Polyvagal Informed Coaching & Counseling
Polyvagal Informed work takes into account the body's reaction to stress. In sessions where polyvagal approaches are used, you will learn how to manage your nervous system responses – shut down, fight or flight and safety – by becoming more aware of what it feels like to shift between states in response to your environment.
You will learn not only to notice your shifts, but to take ownership of them and be able to influence how and where you are on the Polyvagal Ladder.
There are a number of exercises and activities that can be used in or outside of session to empower you to befriend your states so that you have more control over your responses to things that used to trigger automatic reactions from you. By understanding the influence of polyvagal theory on our nervous system responses and learning how to recognize and shift states you will experience dramatic improvements in both your mood and your ability to function.
How is Polyvagal Informed work different than talk therapy?
Polyvagal informed work acknowledges that you aren't feeling the way you are in a vacuum. There is usually something in your environment that your body recognizes is not safe. Polyvagal theory teaches us how to appropriately interpret cues from our environment and react accordingly. Understanding polyvagal theory can have a positive impact on your response to treatment by offering you further understanding of how your body has adapted to learn to survive. Polyvagal approaches can be used in conjunction with other forms of coaching and counseling.
And unlike many talk therapies, it's not suggesting that you can change how you feel by simply "thinking better." Polyvagal Informed work acknowledges the very real stresses and dangers around you that make it difficult to feel connected, relaxed, and safe and gives you the tools to address them or better manage them.
By recognising what state you are in at any given moment, and understanding how you shift between states, you can change your state so you can feel connected and safer more of the time. You can feel less hopeless when you’re in the dorsal vagal shut down state, as you’ll know ways to help yourself out of it. You can also more easily enlist the help of others in this, since as mammals we need connection with others to feel safe.
This work is especially relevant for those with trauma in their background. A trauma history often creates a hyper- or hypo-vigilant state, where either one is scanning for safety all of the time, and one can interpret neutral events or interactions as threatening ones, or one is shut down and depressed. This is a natural result of trauma as our nervous systems have had to protect us against danger, and have now got used to that protection mode. The good news is that through positive connections (and possibly some therapy) we can help retrain the nervous system to be able to relax and feel safe.
Korenna integrates embodied polyvagal into her sessions whenever applicable, helping you to regulate your nervous system states to give you more space and more choice in how you perceive and respond to the world around you.
What happens in a Polyvagal Theory session?

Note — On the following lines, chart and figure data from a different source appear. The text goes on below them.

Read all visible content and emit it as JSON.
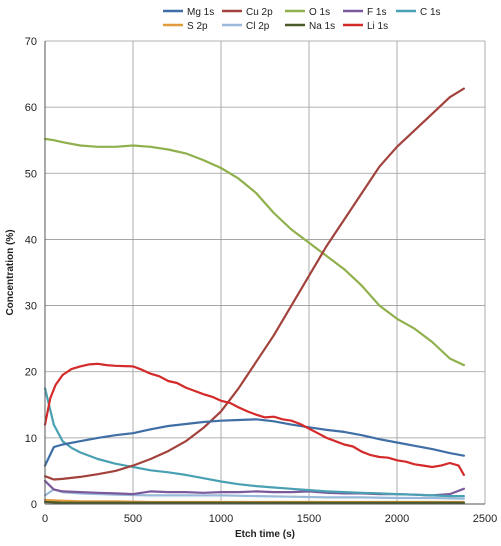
{
  "chart_data": {
    "type": "line",
    "title": "",
    "xlabel": "Etch time (s)",
    "ylabel": "Concentration (%)",
    "xlim": [
      0,
      2500
    ],
    "ylim": [
      0,
      70
    ],
    "xticks": [
      "0",
      "500",
      "1000",
      "1500",
      "2000",
      "2500"
    ],
    "yticks": [
      "0",
      "10",
      "20",
      "30",
      "40",
      "50",
      "60",
      "70"
    ],
    "grid": true,
    "legend_position": "top",
    "series": [
      {
        "name": "Mg 1s",
        "color": "#3f6fa5",
        "x": [
          0,
          50,
          100,
          200,
          300,
          400,
          500,
          600,
          700,
          800,
          900,
          1000,
          1100,
          1200,
          1300,
          1400,
          1500,
          1600,
          1700,
          1800,
          1900,
          2000,
          2100,
          2200,
          2300,
          2380
        ],
        "y": [
          5.8,
          8.6,
          9.0,
          9.5,
          10.0,
          10.4,
          10.7,
          11.3,
          11.8,
          12.1,
          12.4,
          12.6,
          12.7,
          12.8,
          12.5,
          12.0,
          11.6,
          11.2,
          10.9,
          10.4,
          9.8,
          9.3,
          8.8,
          8.3,
          7.7,
          7.3
        ]
      },
      {
        "name": "Cu 2p",
        "color": "#a2423c",
        "x": [
          0,
          50,
          100,
          200,
          300,
          400,
          500,
          600,
          700,
          800,
          900,
          1000,
          1100,
          1200,
          1300,
          1400,
          1500,
          1600,
          1700,
          1800,
          1900,
          2000,
          2100,
          2200,
          2300,
          2380
        ],
        "y": [
          4.2,
          3.7,
          3.8,
          4.1,
          4.5,
          5.0,
          5.8,
          6.8,
          8.0,
          9.5,
          11.5,
          14.0,
          17.5,
          21.5,
          25.5,
          30.0,
          34.5,
          39.0,
          43.0,
          47.0,
          51.0,
          54.0,
          56.5,
          59.0,
          61.5,
          62.8
        ]
      },
      {
        "name": "O 1s",
        "color": "#8fb04c",
        "x": [
          0,
          50,
          100,
          200,
          300,
          400,
          500,
          600,
          700,
          800,
          900,
          1000,
          1100,
          1200,
          1300,
          1400,
          1500,
          1600,
          1700,
          1800,
          1900,
          2000,
          2100,
          2200,
          2300,
          2380
        ],
        "y": [
          55.2,
          55.0,
          54.7,
          54.2,
          54.0,
          54.0,
          54.2,
          54.0,
          53.6,
          53.0,
          52.0,
          50.8,
          49.2,
          47.0,
          44.0,
          41.5,
          39.5,
          37.5,
          35.5,
          33.0,
          30.0,
          28.0,
          26.5,
          24.5,
          22.0,
          21.0
        ]
      },
      {
        "name": "F 1s",
        "color": "#7b5a9c",
        "x": [
          0,
          50,
          100,
          200,
          300,
          400,
          500,
          600,
          700,
          800,
          900,
          1000,
          1100,
          1200,
          1300,
          1400,
          1500,
          1600,
          1700,
          1800,
          1900,
          2000,
          2100,
          2200,
          2300,
          2380
        ],
        "y": [
          3.5,
          2.2,
          1.9,
          1.8,
          1.7,
          1.6,
          1.5,
          1.9,
          1.8,
          1.8,
          1.7,
          1.8,
          1.8,
          1.9,
          1.8,
          1.8,
          1.9,
          1.7,
          1.6,
          1.6,
          1.5,
          1.5,
          1.4,
          1.3,
          1.5,
          2.3
        ]
      },
      {
        "name": "C 1s",
        "color": "#4aa0b3",
        "x": [
          0,
          50,
          100,
          150,
          200,
          300,
          400,
          500,
          600,
          700,
          800,
          900,
          1000,
          1100,
          1200,
          1300,
          1400,
          1500,
          1600,
          1700,
          1800,
          1900,
          2000,
          2100,
          2200,
          2300,
          2380
        ],
        "y": [
          17.5,
          12.0,
          9.5,
          8.5,
          7.8,
          6.8,
          6.1,
          5.6,
          5.1,
          4.8,
          4.4,
          3.9,
          3.4,
          3.0,
          2.7,
          2.5,
          2.3,
          2.1,
          1.9,
          1.8,
          1.7,
          1.6,
          1.5,
          1.4,
          1.3,
          1.2,
          1.2
        ]
      },
      {
        "name": "S 2p",
        "color": "#e09a3c",
        "x": [
          0,
          100,
          200,
          400,
          600,
          800,
          1000,
          1200,
          1400,
          1600,
          1800,
          2000,
          2200,
          2380
        ],
        "y": [
          0.6,
          0.5,
          0.4,
          0.4,
          0.3,
          0.3,
          0.3,
          0.3,
          0.3,
          0.3,
          0.3,
          0.3,
          0.3,
          0.3
        ]
      },
      {
        "name": "Cl 2p",
        "color": "#9ab8d8",
        "x": [
          0,
          50,
          100,
          200,
          400,
          600,
          800,
          1000,
          1200,
          1400,
          1600,
          1800,
          2000,
          2200,
          2380
        ],
        "y": [
          1.3,
          2.2,
          1.8,
          1.6,
          1.4,
          1.3,
          1.3,
          1.3,
          1.2,
          1.1,
          1.0,
          1.0,
          0.9,
          0.9,
          0.8
        ]
      },
      {
        "name": "Na 1s",
        "color": "#4a5a28",
        "x": [
          0,
          100,
          200,
          400,
          600,
          800,
          1000,
          1200,
          1400,
          1600,
          1800,
          2000,
          2200,
          2380
        ],
        "y": [
          0.3,
          0.2,
          0.2,
          0.2,
          0.2,
          0.2,
          0.2,
          0.2,
          0.2,
          0.2,
          0.2,
          0.2,
          0.2,
          0.2
        ]
      },
      {
        "name": "Li 1s",
        "color": "#d42a2a",
        "x": [
          0,
          30,
          60,
          100,
          150,
          200,
          250,
          300,
          350,
          400,
          500,
          550,
          600,
          650,
          700,
          750,
          800,
          850,
          900,
          950,
          1000,
          1050,
          1100,
          1150,
          1200,
          1250,
          1300,
          1350,
          1400,
          1450,
          1500,
          1550,
          1600,
          1650,
          1700,
          1750,
          1800,
          1850,
          1900,
          1950,
          2000,
          2050,
          2100,
          2150,
          2200,
          2250,
          2300,
          2350,
          2380
        ],
        "y": [
          12.0,
          16.0,
          18.0,
          19.5,
          20.4,
          20.8,
          21.1,
          21.2,
          21.0,
          20.9,
          20.8,
          20.3,
          19.7,
          19.3,
          18.6,
          18.3,
          17.6,
          17.1,
          16.6,
          16.2,
          15.6,
          15.3,
          14.6,
          14.0,
          13.5,
          13.1,
          13.2,
          12.8,
          12.6,
          12.1,
          11.4,
          10.7,
          10.0,
          9.5,
          9.0,
          8.7,
          7.9,
          7.4,
          7.1,
          7.0,
          6.6,
          6.4,
          6.0,
          5.8,
          5.6,
          5.8,
          6.2,
          5.8,
          4.4
        ]
      }
    ]
  }
}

Using polyvagal therapy, the therapist and client will initially explore the reasons that the client reached out for help. Typically, before the sessions focus on physiology or neural systems, the client will talk about their backgrounds, symptoms, and mental health goals. This includes sharing any traumatic experiences such as toxic relationships, abuse, accidents, complicated medical situations, and more. Gathering this information not only helps the therapist better plan for treatment, but also offers an opportunity for bonding between the therapist and client. This will come into play when the client practices activating the body system related to social interaction.
Clients learn how to become aware of their body’s reactions. They’ll monitor how they feel throughout their daily routines, reporting back to their therapist any instances of activation. This could look like elevated heart rate or sweaty palms.
Therapists will also watch for these cues that their clients feel stress, such as watching facial expressions or body language. These signs indicate that the body’s fight, flight, or freeze response has been triggered.
Clients will also learn breathing techniques that help in times of stress. As they process through painful memories of their trauma, therapists will encourage them to use these techniques to calm down the body. Therapists also engage the client in positive feelings of connection to help them break free from their “frozen” state.